Figure 4 shows a trace from the Monica Novii EHG, toco and the IUPC simultaneously.
Low-level or uncoordinated EHG activity not associated with an increase in intrauterine pressure can appear as small irregular deflections from the baseline. These are easily identified during labour among the larger more regular ‘true’ contractions. Maternal activity or vigorous fetal movements can change maternal abdominal surface contours and produce what appears on the trace to be a UC. This is caused by small changes in the electrode positions in relation to each other and to the underlying skin.
Discussion
When working with nurses and midwives, there can be confusion on the parameters electronic that UC devices provide. Manual palpation is sometimes seen as a skill that is no longer required, as there is an increased reliance on technology. However, as this article has highlighted, diverse factors can affect on the quality of the trace. Electronic monitoring of UCs should never be regarded as a substitute for clinical observation and assessment. It is important to assess the trace in the clinical context.

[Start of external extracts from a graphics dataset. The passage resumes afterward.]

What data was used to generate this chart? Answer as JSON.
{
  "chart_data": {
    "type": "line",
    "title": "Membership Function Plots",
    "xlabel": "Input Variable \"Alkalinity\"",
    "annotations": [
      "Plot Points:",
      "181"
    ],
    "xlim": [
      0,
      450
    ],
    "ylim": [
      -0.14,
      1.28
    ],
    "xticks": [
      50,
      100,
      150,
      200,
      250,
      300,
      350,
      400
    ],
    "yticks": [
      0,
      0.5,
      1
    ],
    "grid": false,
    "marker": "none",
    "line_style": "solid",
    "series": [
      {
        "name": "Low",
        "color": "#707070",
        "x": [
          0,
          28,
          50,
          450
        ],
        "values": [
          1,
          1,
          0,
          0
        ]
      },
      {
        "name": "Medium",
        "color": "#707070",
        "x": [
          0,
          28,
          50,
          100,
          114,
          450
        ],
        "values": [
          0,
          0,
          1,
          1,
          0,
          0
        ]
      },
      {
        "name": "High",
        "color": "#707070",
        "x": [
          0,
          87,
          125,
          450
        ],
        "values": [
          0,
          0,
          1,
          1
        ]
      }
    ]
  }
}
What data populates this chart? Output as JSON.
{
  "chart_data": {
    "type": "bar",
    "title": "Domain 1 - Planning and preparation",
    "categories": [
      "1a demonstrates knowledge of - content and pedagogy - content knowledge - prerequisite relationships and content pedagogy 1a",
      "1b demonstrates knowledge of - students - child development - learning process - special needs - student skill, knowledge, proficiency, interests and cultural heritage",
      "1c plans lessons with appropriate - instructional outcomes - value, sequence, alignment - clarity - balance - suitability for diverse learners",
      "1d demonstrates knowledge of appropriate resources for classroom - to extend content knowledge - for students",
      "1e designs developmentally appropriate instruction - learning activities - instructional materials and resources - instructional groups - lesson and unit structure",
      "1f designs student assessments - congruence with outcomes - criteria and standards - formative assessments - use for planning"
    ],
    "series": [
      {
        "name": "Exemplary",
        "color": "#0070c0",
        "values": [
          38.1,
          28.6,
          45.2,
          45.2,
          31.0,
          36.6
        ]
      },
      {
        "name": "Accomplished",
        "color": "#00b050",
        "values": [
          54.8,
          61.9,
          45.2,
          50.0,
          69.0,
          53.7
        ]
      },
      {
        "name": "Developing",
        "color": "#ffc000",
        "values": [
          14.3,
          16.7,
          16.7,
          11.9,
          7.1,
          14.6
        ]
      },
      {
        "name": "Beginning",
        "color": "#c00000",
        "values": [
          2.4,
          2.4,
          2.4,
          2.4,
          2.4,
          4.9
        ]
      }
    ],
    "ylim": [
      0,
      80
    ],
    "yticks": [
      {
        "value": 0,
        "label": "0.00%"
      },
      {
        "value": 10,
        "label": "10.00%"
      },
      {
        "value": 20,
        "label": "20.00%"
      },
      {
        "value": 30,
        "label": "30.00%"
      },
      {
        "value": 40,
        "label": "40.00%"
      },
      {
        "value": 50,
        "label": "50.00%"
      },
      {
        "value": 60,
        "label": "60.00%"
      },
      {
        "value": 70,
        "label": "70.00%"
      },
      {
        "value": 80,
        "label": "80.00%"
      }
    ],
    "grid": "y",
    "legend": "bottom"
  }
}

NICE clinical guidance (2014) recommends a continuous cardiotocography for women with high-risk factors. For low-risk women, continuous monitoring should be avoided, as it has been shown to result in increases in emergency caesareans and operative vaginal delivery without any benefit to the baby (Pateman, 2008).
Every woman's labour is unique to her and UCs that result in cervical dilatation and effacement would be deemed to be adequate. When labour is induced or augmented with oxytocin, it is important to ensure that excessive UCs do not occur. UCs should, therefore, be documented adequately, both electronically and clinically.
Set up protocols for external toco are not standardised, leading to false positives and negatives. Unfortunately, the risk of litigation is significant in obstetrics, even in situations where care is appropriate and poor documentation may impact in cases (Miller, 2011).
Electronic monitoring equipment should not be the main focus of care and realistic expectations need to be used when undertaking the monitoring of UC.
In clinical practice, it is also important to provide an environment that supports oxytocin release (Reed, 2010) and to be aware of other factors that could affect uterine activity/contractions.
External monitors are not a replacement for clinical observation and palpation. In order to assess the accuracy of the electronic monitoring, clinical observation and palpation must be applied at the start and at regular intervals during labour. This is to confirm the veracity of the electronic trace and appropriate management. EHG provides another method of monitoring UCs, which may prove a beneficial tool for women who are classified as obese.
Good practice would dictate that clinical observation and palpation should be documented.
It is important to have a hands-on approach with any form of electronic continuous UC monitoring.